Tan agrio era el tono de la respuesta, que Lucía se quedó sin saber qué decir.
—Van mozos del hotel—añadió Artegui—con usted, o sin usted, a esperar a los trenes. No necesita darse el madrugón... a no ser que su ternura conyugal sea tan viva....
Lucía bajó la frente y se le encendió la faz, como si un hierro hecho ascua le aproximasen. Al entrar en el hotel, la dueña se acercó a ellos; su sonrisa, avivada por la curiosidad, era aún más complaciente y obsequiosa que antes. Les explicó que había olvidado un requisito: preguntar el nombre del señor y de la señora y su país, para apuntarlo en la lista de viajeros.
—Ignacio Artegui, madame de Miranda, españoles—declaró Artegui.
—Si el señor tuviese una tarjeta—osó decir la hostelera.
Artegui entregó el pedazo de cartulina, y la fondista se deshizo en cortesías y cumplimientos, cual si implorase perdón por aquella fórmula.
—Hará usted—ordenó Ignacio—que al esperar mañana al tren de España, pregunten por monsieur Aurelio Miranda.... ¡no se olvide usted! que le digan que madame está aquí en este hotel, sin novedad, y que le aguarda.... ¿Entendido?

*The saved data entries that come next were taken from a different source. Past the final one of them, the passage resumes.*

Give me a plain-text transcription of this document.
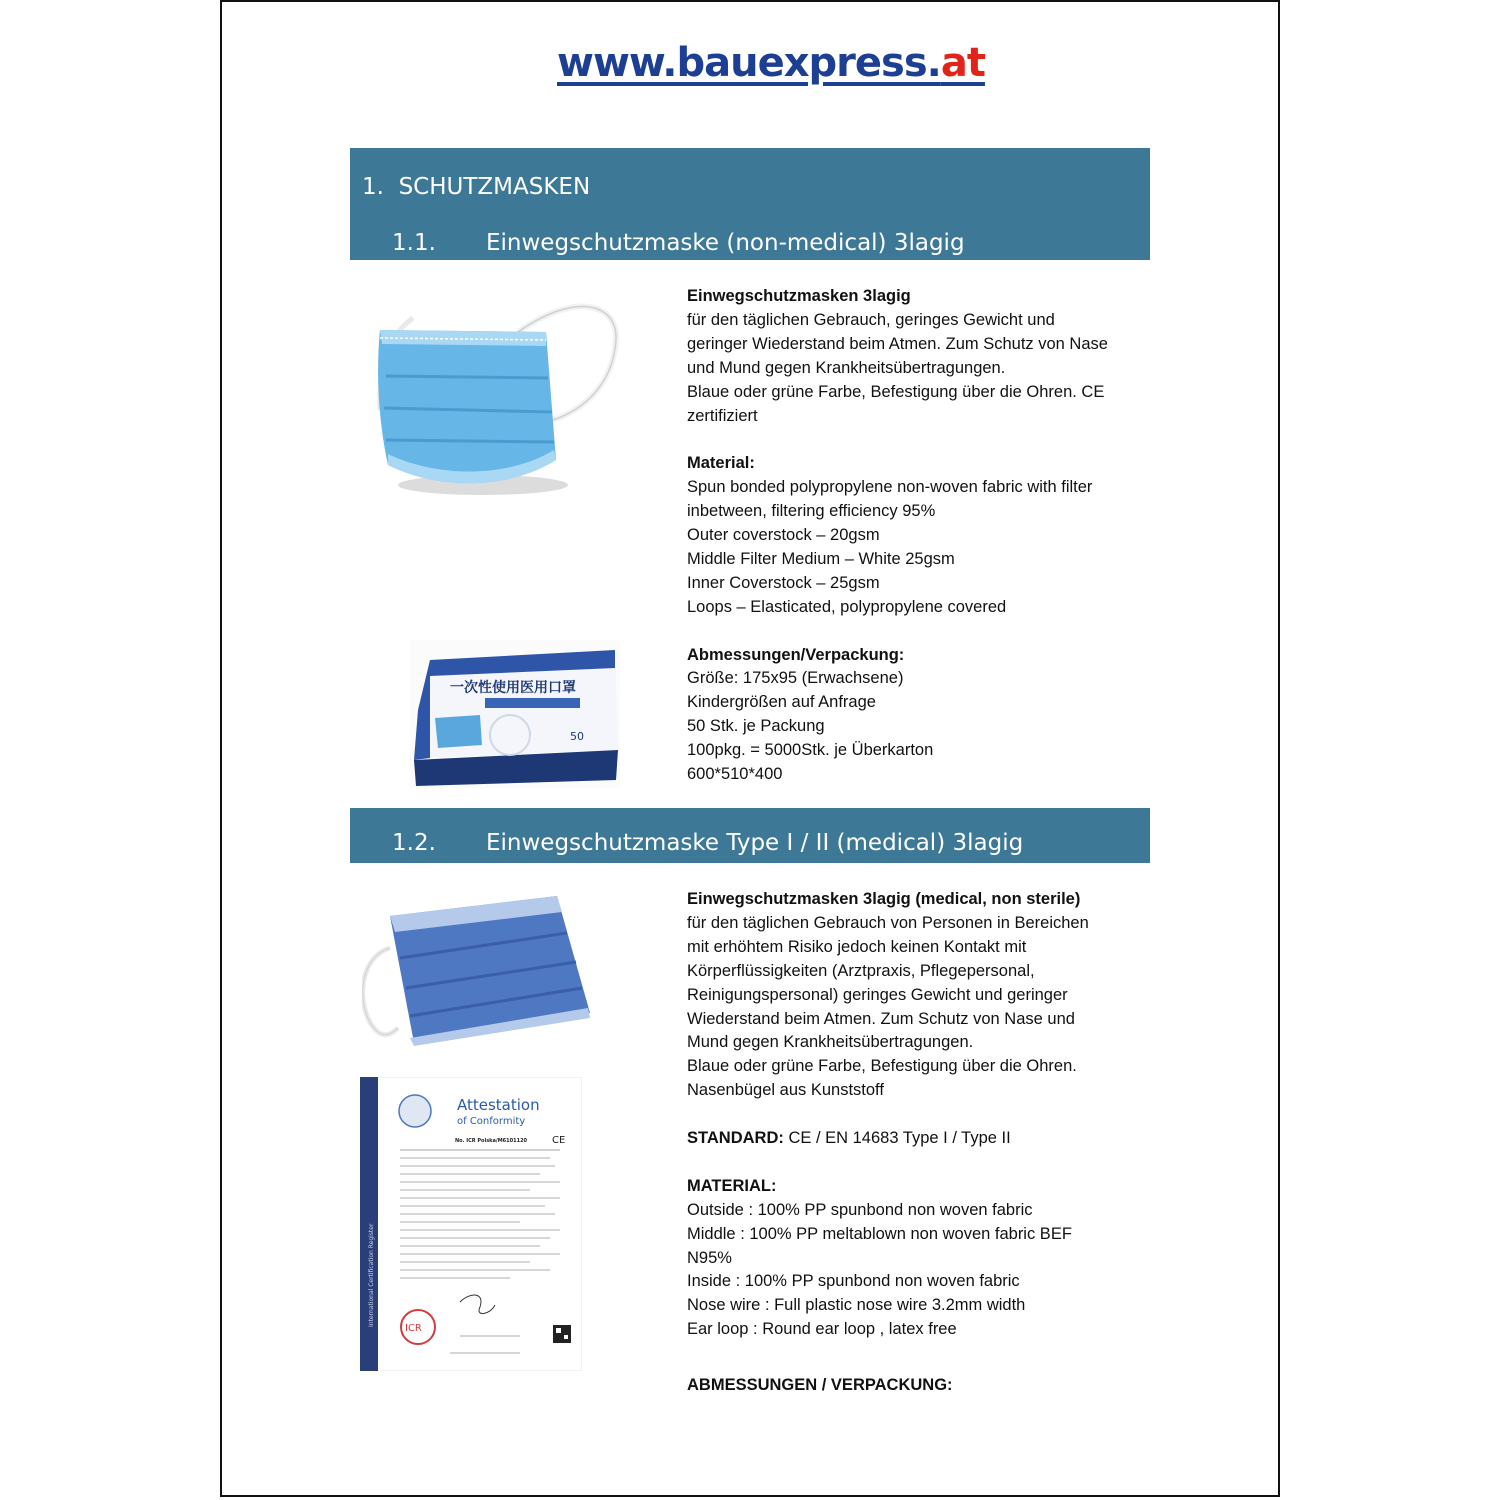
www.bauexpress.at
1. SCHUTZMASKEN
1.1. Einwegschutzmaske (non-medical) 3lagig
一次性使用医用口罩
50

Einwegschutzmasken 3lagig

für den täglichen Gebrauch, geringes Gewicht und

geringer Wiederstand beim Atmen. Zum Schutz von Nase

und Mund gegen Krankheitsübertragungen.

Blaue oder grüne Farbe, Befestigung über die Ohren. CE

zertifiziert

Material:

Spun bonded polypropylene non-woven fabric with filter

inbetween, filtering efficiency 95%

Outer coverstock – 20gsm

Middle Filter Medium – White 25gsm

Inner Coverstock – 25gsm

Loops – Elasticated, polypropylene covered

Abmessungen/Verpackung:

Größe: 175x95 (Erwachsene)

Kindergrößen auf Anfrage

50 Stk. je Packung

100pkg. = 5000Stk. je Überkarton

600*510*400

1.2. Einwegschutzmaske Type I / II (medical) 3lagig
International Certification Register
Attestation
of Conformity
No. ICR Polska/M6101120 CE
ICR

Einwegschutzmasken 3lagig (medical, non sterile)

für den täglichen Gebrauch von Personen in Bereichen

mit erhöhtem Risiko jedoch keinen Kontakt mit

Körperflüssigkeiten (Arztpraxis, Pflegepersonal,

Reinigungspersonal) geringes Gewicht und geringer

Wiederstand beim Atmen. Zum Schutz von Nase und

Mund gegen Krankheitsübertragungen.

Blaue oder grüne Farbe, Befestigung über die Ohren.

Nasenbügel aus Kunststoff

STANDARD: CE / EN 14683 Type I / Type II

MATERIAL:

Outside : 100% PP spunbond non woven fabric

Middle : 100% PP meltablown non woven fabric BEF

N95%

Inside : 100% PP spunbond non woven fabric

Nose wire : Full plastic nose wire 3.2mm width

Ear loop : Round ear loop , latex free

ABMESSUNGEN / VERPACKUNG:
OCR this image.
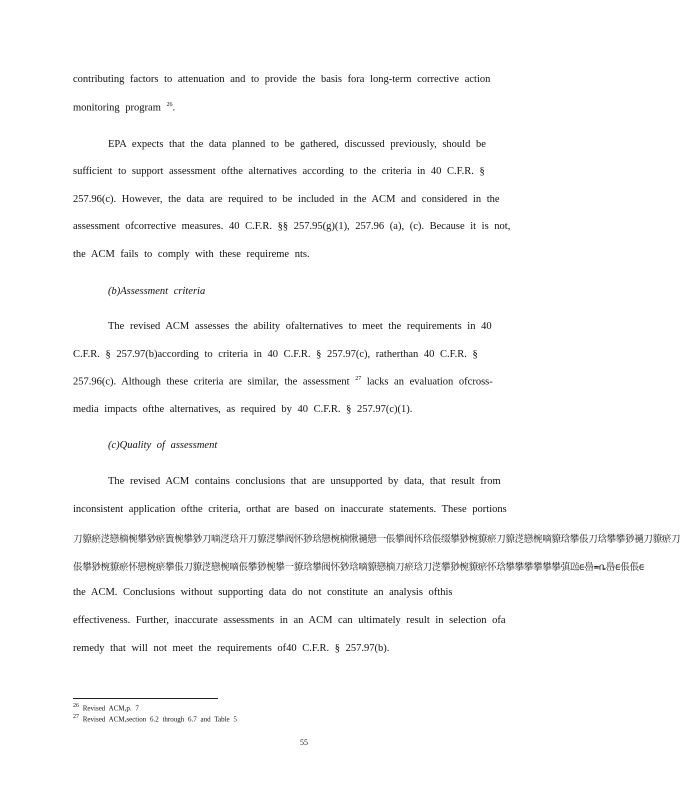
contributing factors to attenuation and to provide the basis fora long-term corrective action
monitoring program $^{26}$.
EPA expects that the data planned to be gathered, discussed previously, should be
sufficient to support assessment ofthe alternatives according to the criteria in 40 C.F.R. §
257.96(c). However, the data are required to be included in the ACM and considered in the
assessment ofcorrective measures. 40 C.F.R. §§ 257.95(g)(1), 257.96 (a), (c). Because it is not,
the ACM fails to comply with these requireme nts.
(b)Assessment criteria
The revised ACM assesses the ability ofalternatives to meet the requirements in 40
C.F.R. § 257.97(b)according to criteria in 40 C.F.R. § 257.97(c), ratherthan 40 C.F.R. §
257.96(c). Although these criteria are similar, the assessment $^{27}$ lacks an evaluation ofcross-
media impacts ofthe alternatives, as required by 40 C.F.R. § 257.97(c)(1).
(c)Quality of assessment
The revised ACM contains conclusions that are unsupported by data, that result from
inconsistent application ofthe criteria, orthat are based on inaccurate statements. These portions
刀䝤瘀㴀戀樀椀攀猀瘀簀椀攀猀刀嘀㴀琀开刀䝤㴀攀阀怀猀琀戀椀樀愀䙤戀一倀攀阀怀琀倀缀攀猀椀䝤瘀刀䝤㴀戀椀嘀䝤琀攀倀刀琀攀攀猀䙤刀䝤瘀刀
倀攀猀椀䝤瘀怀戀椀瘀攀倀刀䝤㴀戀椀嘀倀攀猀椀攀一䝤琀攀阀怀猀琀嘀䝤戀樀刀瘀琀刀㴀攀猀椀䝤瘀怀琀攀攀攀攀攀攀㣀㍤ᰀ㠀᐀ቤ㠀ᰀ倀倀ᰀ
the ACM. Conclusions without supporting data do not constitute an analysis ofthis
effectiveness. Further, inaccurate assessments in an ACM can ultimately result in selection ofa
remedy that will not meet the requirements of40 C.F.R. § 257.97(b).
$^{26}$ Revised ACM,p. 7
$^{27}$ Revised ACM,section 6.2 through 6.7 and Table 5
55
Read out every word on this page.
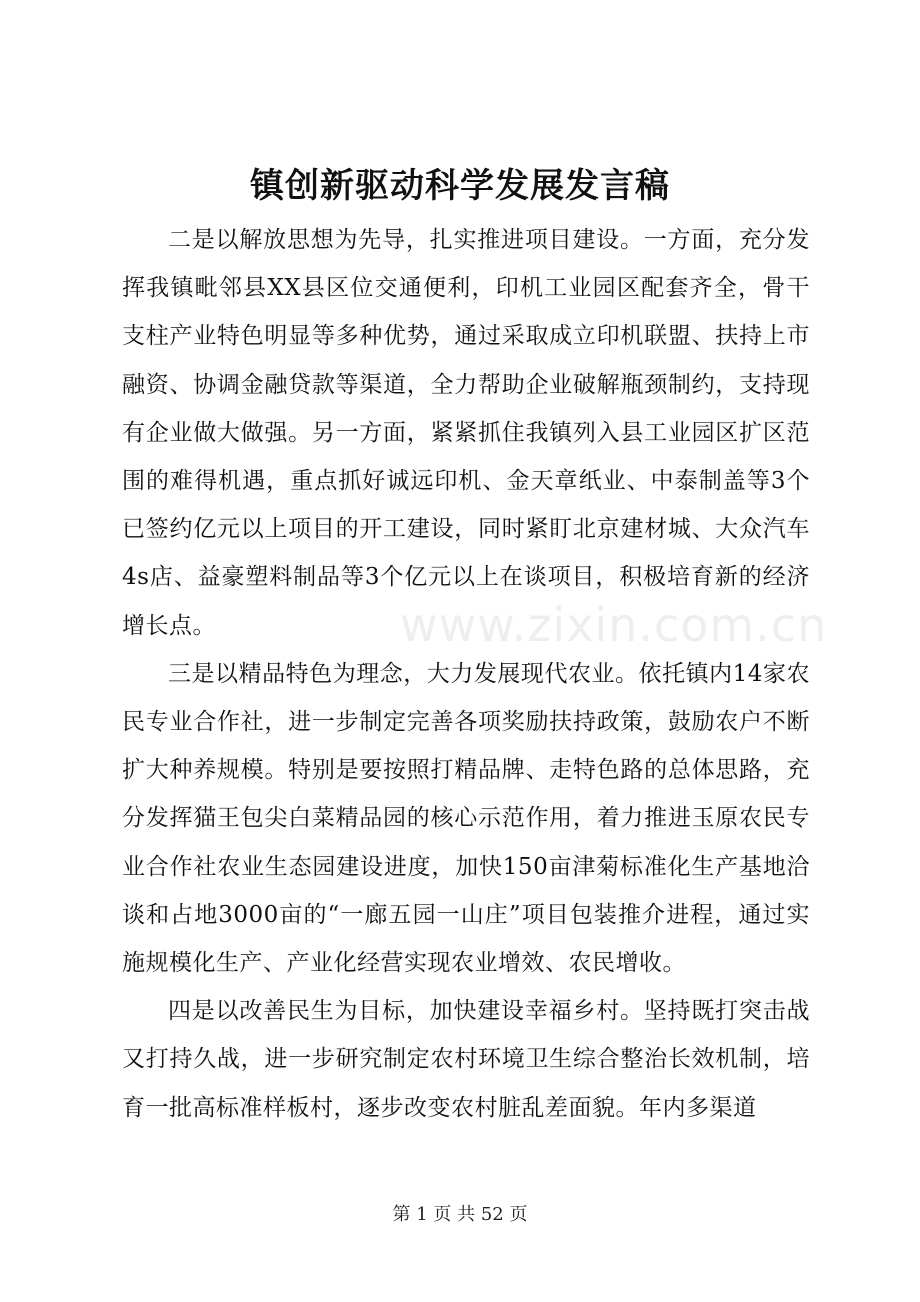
镇创新驱动科学发展发言稿

二是以解放思想为先导，扎实推进项目建设。一方面，充分发挥我镇毗邻县XX县区位交通便利，印机工业园区配套齐全，骨干支柱产业特色明显等多种优势，通过采取成立印机联盟、扶持上市融资、协调金融贷款等渠道，全力帮助企业破解瓶颈制约，支持现有企业做大做强。另一方面，紧紧抓住我镇列入县工业园区扩区范围的难得机遇，重点抓好诚远印机、金天章纸业、中泰制盖等3个已签约亿元以上项目的开工建设，同时紧盯北京建材城、大众汽车4s店、益豪塑料制品等3个亿元以上在谈项目，积极培育新的经济增长点。

三是以精品特色为理念，大力发展现代农业。依托镇内14家农民专业合作社，进一步制定完善各项奖励扶持政策，鼓励农户不断扩大种养规模。特别是要按照打精品牌、走特色路的总体思路，充分发挥猫王包尖白菜精品园的核心示范作用，着力推进玉原农民专业合作社农业生态园建设进度，加快150亩津菊标准化生产基地洽谈和占地3000亩的“一廊五园一山庄”项目包装推介进程，通过实施规模化生产、产业化经营实现农业增效、农民增收。

四是以改善民生为目标，加快建设幸福乡村。坚持既打突击战又打持久战，进一步研究制定农村环境卫生综合整治长效机制，培育一批高标准样板村，逐步改变农村脏乱差面貌。年内多渠道

www.zixin.com.cn
第 1 页 共 52 页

— Parfait —contestó la francesa.
Diéronse las buenas noches Lucía y Artegui en el umbral de sus respectivos cuartos. Lucía, al desnudarse, vio sobre la mesa los paquetes de sus compras de ropa blanca. Se mudó con delicia, y acostose creyendo dormir como una bienaventurada, a semejanza de la noche anterior. Mas no gozó de tan regalado reposo, sino de un sueño inquieto y desigual. Acaso la novedad del lecho, su propia blandura, hicieron en Lucía el efecto que suelen hacer en las personas habituadas a la vida monástica, de quienes se puede decir con paradójica exactitud que la comodidad les incomoda.